We live in the Garneau

 

Eleanor and Laurent GarNeau arrived on the south bank of the North Saskatchewan River in 1874.

 
 


Laurent was Métis. He had fought with Louis Riel in the Red River Rebellion and the authorities didn’t appreciate the buffalo hunter’s ideas. They put him in prison.

Upon his release, Laurent Garneau launched his career as an Edmonton entrepreneur. He sold wood, coal, land, fur, and food. He played the violin and organized parties for a community that was changing every few months — a mixture of First Nations and Métis, traders, and settlers. He and his wife, Eleanor, were the social and cultural leaders on the south side of the river.

 

They were, in short, model Edmontonians.

 

Garneau is Edmonton in miniature: third and fourth generation Canadians live with new arrivals from around the world in single-family homes, in condos, and in towers. The university increases the neighbourhood population during the day. It’s a truly urban community, with grocery stores, restaurants, cafés, a cinema, and retail outlets on both sides of 109th Street.

The better the neighbourhood, the more difficult the parking. In Garneau, parking is difficult. Increasingly, it is a destination for cyclists, for pedestrians, and for runners. The LRT connections make it simple.

 

Garneau was missing a place to buy bread.

 

Abel Shiferaw is, like Eleanor & Laurent Garneau, an entrepreneur who arrived in Edmonton to build something extraordinary. He began his career in Garneau as Restaurateur But he wanted to launch something of his own. He bought Sugarbowl, one of the oldest and best-loved places to eat and drink in Edmonton, in 1996. Two years later, he co-founded Savoy on Whyte Avenue — at that time the most stylish, most adventurous place to eat and drink in Edmonton.

Sugarbowl is not just a café. It’s an institution. Abel brought a modern energy to the café while protecting the historical integrity of the brick-lined space. While it’s quintessentially Edmonton, Sugarbowl has the warm atmosphere of a European bistro. Its clientele today is a healthy mixture of young and old, students and professors, electricians and lawyers, neighbourhood families, and tourists.

The three-storey building to the west of Sugarbowl, and the final piece in the Garneau hub, has been empty for more than a decade.
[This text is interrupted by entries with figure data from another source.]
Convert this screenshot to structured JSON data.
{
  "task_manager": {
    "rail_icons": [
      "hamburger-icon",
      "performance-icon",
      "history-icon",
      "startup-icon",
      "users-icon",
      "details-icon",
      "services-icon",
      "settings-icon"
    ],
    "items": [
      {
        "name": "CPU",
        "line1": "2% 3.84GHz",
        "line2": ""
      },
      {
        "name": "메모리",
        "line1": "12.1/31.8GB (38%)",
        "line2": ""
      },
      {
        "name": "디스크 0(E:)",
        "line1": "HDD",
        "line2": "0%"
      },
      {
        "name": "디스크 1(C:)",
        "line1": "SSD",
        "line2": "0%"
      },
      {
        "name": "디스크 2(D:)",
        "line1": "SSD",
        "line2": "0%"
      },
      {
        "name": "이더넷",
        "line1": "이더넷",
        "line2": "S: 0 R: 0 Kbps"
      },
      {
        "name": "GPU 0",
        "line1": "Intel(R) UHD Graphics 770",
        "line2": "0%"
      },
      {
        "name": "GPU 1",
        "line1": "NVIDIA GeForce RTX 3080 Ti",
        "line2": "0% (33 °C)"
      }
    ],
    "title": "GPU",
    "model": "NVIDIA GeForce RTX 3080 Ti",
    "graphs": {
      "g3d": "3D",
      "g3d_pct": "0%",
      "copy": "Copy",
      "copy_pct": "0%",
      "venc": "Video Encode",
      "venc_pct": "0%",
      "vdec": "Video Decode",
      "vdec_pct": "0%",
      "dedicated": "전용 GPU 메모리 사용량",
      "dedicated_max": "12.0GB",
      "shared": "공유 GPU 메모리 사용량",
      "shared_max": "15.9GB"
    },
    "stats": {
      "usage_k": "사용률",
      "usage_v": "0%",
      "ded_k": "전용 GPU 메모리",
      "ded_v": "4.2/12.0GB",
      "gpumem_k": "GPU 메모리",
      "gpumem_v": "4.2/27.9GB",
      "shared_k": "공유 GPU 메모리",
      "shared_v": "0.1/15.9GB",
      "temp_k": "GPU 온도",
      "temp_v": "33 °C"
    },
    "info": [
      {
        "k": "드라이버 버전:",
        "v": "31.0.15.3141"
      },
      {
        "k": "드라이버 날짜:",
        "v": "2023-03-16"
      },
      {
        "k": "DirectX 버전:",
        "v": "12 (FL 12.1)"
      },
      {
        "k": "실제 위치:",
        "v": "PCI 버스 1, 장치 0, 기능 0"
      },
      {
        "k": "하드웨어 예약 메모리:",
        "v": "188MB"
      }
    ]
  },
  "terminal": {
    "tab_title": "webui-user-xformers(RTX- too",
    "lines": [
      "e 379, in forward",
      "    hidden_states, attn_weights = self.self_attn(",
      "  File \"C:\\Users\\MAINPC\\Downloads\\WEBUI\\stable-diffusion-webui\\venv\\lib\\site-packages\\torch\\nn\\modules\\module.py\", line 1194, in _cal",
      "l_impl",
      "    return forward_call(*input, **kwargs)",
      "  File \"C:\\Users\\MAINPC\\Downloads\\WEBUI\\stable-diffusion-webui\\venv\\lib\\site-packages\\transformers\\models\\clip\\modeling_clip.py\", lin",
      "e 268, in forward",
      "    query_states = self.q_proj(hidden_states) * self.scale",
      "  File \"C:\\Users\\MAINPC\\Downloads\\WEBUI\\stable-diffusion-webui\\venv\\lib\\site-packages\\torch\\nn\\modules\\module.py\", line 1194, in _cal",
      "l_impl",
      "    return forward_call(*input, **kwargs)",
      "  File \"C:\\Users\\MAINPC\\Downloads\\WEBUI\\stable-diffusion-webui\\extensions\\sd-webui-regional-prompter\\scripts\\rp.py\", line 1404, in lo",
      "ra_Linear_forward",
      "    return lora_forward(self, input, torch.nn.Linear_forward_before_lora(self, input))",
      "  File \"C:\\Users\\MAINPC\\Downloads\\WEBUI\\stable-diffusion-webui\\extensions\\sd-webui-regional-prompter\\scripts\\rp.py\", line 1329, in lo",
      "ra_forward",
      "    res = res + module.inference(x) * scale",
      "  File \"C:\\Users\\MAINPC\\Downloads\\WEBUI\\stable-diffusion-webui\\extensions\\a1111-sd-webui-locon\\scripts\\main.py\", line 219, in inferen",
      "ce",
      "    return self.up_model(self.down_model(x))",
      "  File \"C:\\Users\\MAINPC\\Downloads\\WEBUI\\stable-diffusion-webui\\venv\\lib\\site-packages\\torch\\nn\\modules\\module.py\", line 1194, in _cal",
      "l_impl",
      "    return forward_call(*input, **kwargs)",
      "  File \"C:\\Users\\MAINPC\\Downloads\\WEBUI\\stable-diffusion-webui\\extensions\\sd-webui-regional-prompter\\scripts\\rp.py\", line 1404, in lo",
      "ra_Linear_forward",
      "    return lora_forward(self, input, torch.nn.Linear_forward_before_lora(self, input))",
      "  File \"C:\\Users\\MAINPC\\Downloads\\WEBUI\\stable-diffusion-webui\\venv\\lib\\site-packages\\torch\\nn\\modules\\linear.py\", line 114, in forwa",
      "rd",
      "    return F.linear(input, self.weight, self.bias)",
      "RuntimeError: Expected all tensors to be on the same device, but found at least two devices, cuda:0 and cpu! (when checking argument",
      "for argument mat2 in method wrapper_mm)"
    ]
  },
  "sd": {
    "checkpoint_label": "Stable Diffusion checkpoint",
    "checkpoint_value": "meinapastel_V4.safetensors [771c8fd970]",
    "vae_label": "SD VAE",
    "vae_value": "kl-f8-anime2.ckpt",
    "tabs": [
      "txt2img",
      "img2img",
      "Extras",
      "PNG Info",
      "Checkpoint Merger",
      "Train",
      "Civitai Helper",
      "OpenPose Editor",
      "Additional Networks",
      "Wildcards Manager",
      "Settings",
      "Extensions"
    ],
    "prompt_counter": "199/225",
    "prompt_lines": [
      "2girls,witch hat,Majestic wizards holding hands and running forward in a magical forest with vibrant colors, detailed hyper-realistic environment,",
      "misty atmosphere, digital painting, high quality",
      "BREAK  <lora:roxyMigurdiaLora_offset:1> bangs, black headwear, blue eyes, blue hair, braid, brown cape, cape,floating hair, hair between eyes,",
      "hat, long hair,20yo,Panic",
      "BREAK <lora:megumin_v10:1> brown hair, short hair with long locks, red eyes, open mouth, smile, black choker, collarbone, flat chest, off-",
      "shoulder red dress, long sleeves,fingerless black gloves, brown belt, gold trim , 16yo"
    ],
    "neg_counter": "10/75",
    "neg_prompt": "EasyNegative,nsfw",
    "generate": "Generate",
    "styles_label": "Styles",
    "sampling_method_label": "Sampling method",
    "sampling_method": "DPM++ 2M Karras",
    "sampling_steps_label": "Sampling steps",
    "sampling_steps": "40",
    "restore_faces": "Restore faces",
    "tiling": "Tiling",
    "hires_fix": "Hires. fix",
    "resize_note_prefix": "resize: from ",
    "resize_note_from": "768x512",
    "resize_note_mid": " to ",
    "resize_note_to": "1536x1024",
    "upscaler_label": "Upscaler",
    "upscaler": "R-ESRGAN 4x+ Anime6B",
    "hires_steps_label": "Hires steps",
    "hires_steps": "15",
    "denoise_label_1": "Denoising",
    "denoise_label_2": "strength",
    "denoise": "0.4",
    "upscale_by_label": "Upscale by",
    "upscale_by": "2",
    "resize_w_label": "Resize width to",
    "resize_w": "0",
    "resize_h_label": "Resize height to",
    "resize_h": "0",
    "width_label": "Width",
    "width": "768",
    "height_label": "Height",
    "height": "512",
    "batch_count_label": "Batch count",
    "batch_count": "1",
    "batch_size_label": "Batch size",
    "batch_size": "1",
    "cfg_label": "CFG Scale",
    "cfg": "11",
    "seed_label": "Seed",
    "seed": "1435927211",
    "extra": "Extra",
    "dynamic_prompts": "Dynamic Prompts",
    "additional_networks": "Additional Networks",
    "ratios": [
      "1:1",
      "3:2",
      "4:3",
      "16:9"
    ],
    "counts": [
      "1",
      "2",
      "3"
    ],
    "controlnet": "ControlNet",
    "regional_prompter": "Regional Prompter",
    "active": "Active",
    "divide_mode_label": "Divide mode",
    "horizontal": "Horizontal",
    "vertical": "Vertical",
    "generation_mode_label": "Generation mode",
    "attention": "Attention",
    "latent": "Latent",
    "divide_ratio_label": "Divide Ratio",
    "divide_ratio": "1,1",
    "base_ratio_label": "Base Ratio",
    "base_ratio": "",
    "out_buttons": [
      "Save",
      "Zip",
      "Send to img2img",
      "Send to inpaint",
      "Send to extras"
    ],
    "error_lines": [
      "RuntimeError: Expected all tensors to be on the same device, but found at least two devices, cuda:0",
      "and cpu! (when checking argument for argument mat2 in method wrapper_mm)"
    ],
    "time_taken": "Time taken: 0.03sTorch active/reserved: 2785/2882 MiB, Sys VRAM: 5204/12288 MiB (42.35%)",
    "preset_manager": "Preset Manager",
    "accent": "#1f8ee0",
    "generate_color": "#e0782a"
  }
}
Abel, who purchased it in 2008, always had a dream of bringing another staple of the European neighbourhood to Edmonton: a bakery.

If you start with good bread, inspired by French pain au levain, and you follow a community tradition inspired by the founders of Garneau, where does that take you?

 

Eleanor & Laurent

On his holidays, Abel fell in love again and again with the Parisian café and bistro, the boulangerie-patisserie, the rotisserie-charcuterie. His favourite places were both neighbourhood meeting places and destinations for everyone in the city: go in to buy bread or pastries or chocolates or charcuterie, a roast chicken, drink a coffee or a glass of wine, say hello to friends and neighbours. He loved the look and feel of the classic French storefronts, right down to the blue wooden doors, yellow accent, and the awning.

While the building itself went up in the 1990s, Abel wanted to reach back into history. He wanted to add old-fashioned beauty to the space, inside and out. He wanted to honour the special nature of Garneau. We all know the name “Garneau” but few us know the stories, or even the first names, of the founders: Eleanor and Laurent.